Parte 1: Como foi desde o início
Entrando no segundo ano de sua reinauguração em serviço, temos muitas considerações de como se chegou à funcionalidade deste monumento. Sem considerações técnicas aprofundadas, isenta de dificuldades ao leigo entender, mas serve este esforço para o público em geral aprender mais um pouco, portanto para o valorizar mais ainda.
Toda obra especial de Engenharia fundamenta seu sucesso na concepção, ou seja, como foi pensada para se chegar até nossos dias. Assim, detalhes especiais do âmbito de especialistas revelam que seu projeto inicial era outro, que seu patriarca, Hercílio Luz, Engenheiro Civil, considerou muito pesado, portanto muito convencional, com isto, excessivamente caro.
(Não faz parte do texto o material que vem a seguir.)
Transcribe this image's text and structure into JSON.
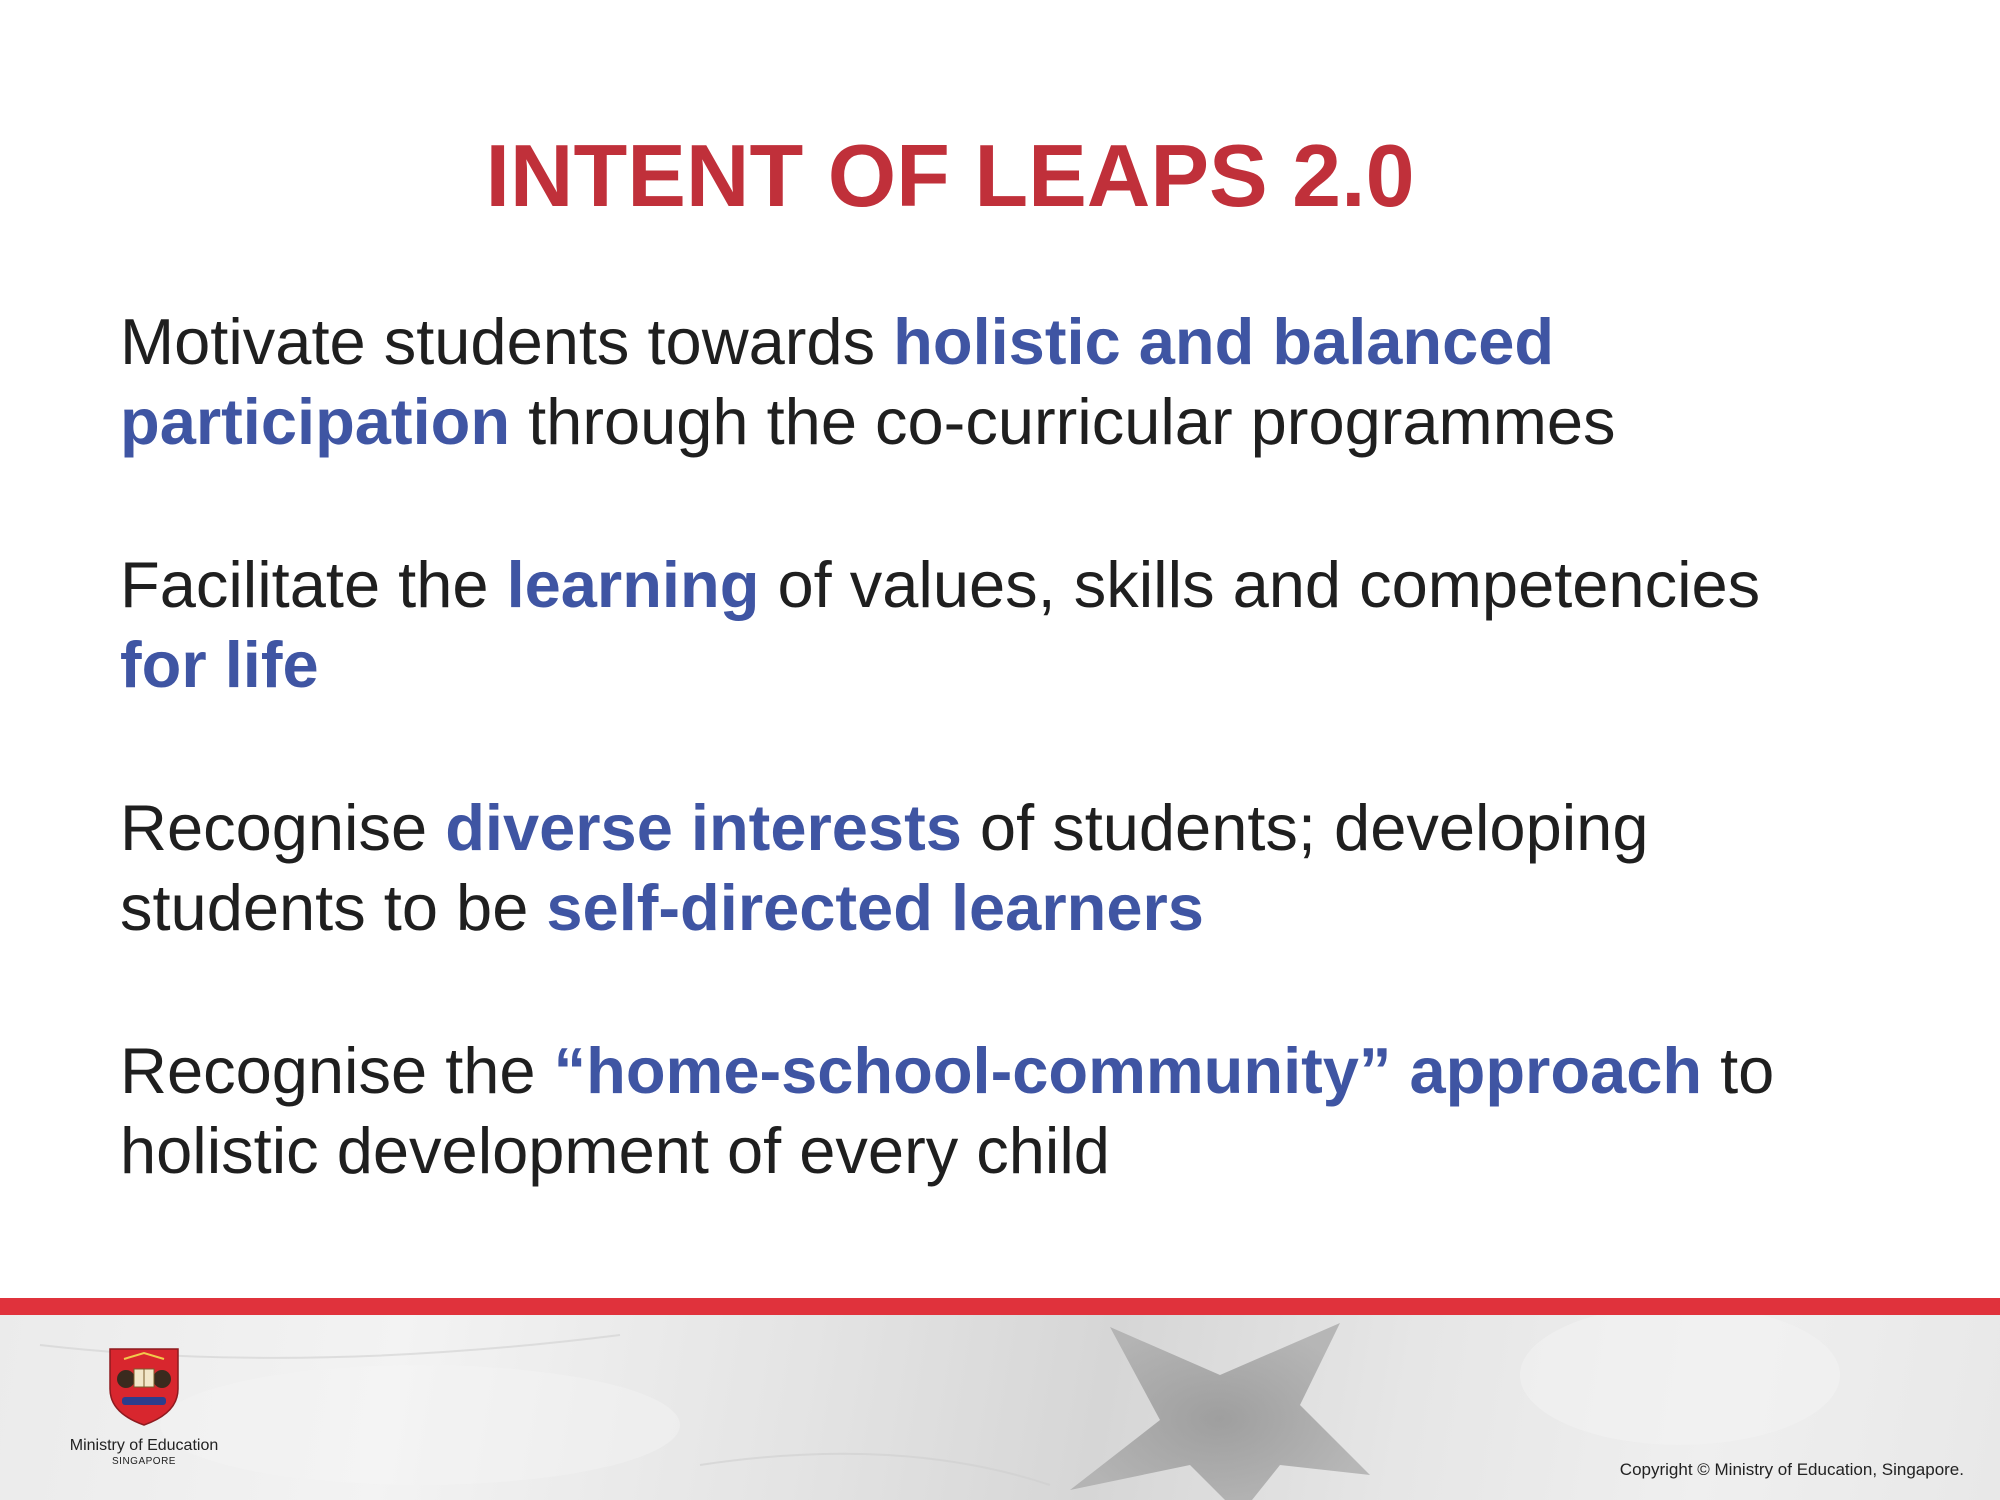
{
  "slide": {
    "title": "INTENT OF LEAPS 2.0",
    "points": [
      {
        "parts": [
          {
            "text": "Motivate students towards ",
            "highlight": false
          },
          {
            "text": "holistic and balanced participation",
            "highlight": true
          },
          {
            "text": " through the co-curricular programmes",
            "highlight": false
          }
        ]
      },
      {
        "parts": [
          {
            "text": "Facilitate the ",
            "highlight": false
          },
          {
            "text": "learning",
            "highlight": true
          },
          {
            "text": " of values, skills and competencies ",
            "highlight": false
          },
          {
            "text": "for life",
            "highlight": true
          }
        ]
      },
      {
        "parts": [
          {
            "text": "Recognise ",
            "highlight": false
          },
          {
            "text": "diverse interests",
            "highlight": true
          },
          {
            "text": " of students; developing students to be ",
            "highlight": false
          },
          {
            "text": "self-directed learners",
            "highlight": true
          }
        ]
      },
      {
        "parts": [
          {
            "text": "Recognise the ",
            "highlight": false
          },
          {
            "text": "“home-school-community” approach",
            "highlight": true
          },
          {
            "text": " to holistic development of every child",
            "highlight": false
          }
        ]
      }
    ]
  },
  "footer": {
    "ministry_name": "Ministry of Education",
    "country": "SINGAPORE",
    "crest_icon": "moe-crest-icon",
    "copyright": "Copyright © Ministry of Education, Singapore."
  },
  "colors": {
    "title": "#c0303a",
    "highlight": "#3f55a3",
    "body_text": "#1f1f1f",
    "band": "#e0323c"
  }
}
Contratou-se uma firma onde David Barnard Steinman, também engenheiro civil, mas um calculista atencioso, não comercial, capaz de ouvir as necessidades de outro confrade técnico, no caso, o governador. Começaram, deste modo, os processos de geração de qualidade para a nossa Ponte, e, por incrível que pareça, com custo muito menor e beleza—a característica fundamental desta maravilha—muito maior! Começaram os acertos. A Ponte foi pensada da maneira mais elegante, robusta mas esbelta e teve um mentor, Mister Steinman, desta qualidade; então criou a maravilha da época a ponte pendurada numa corrente, ou ponte pênsil.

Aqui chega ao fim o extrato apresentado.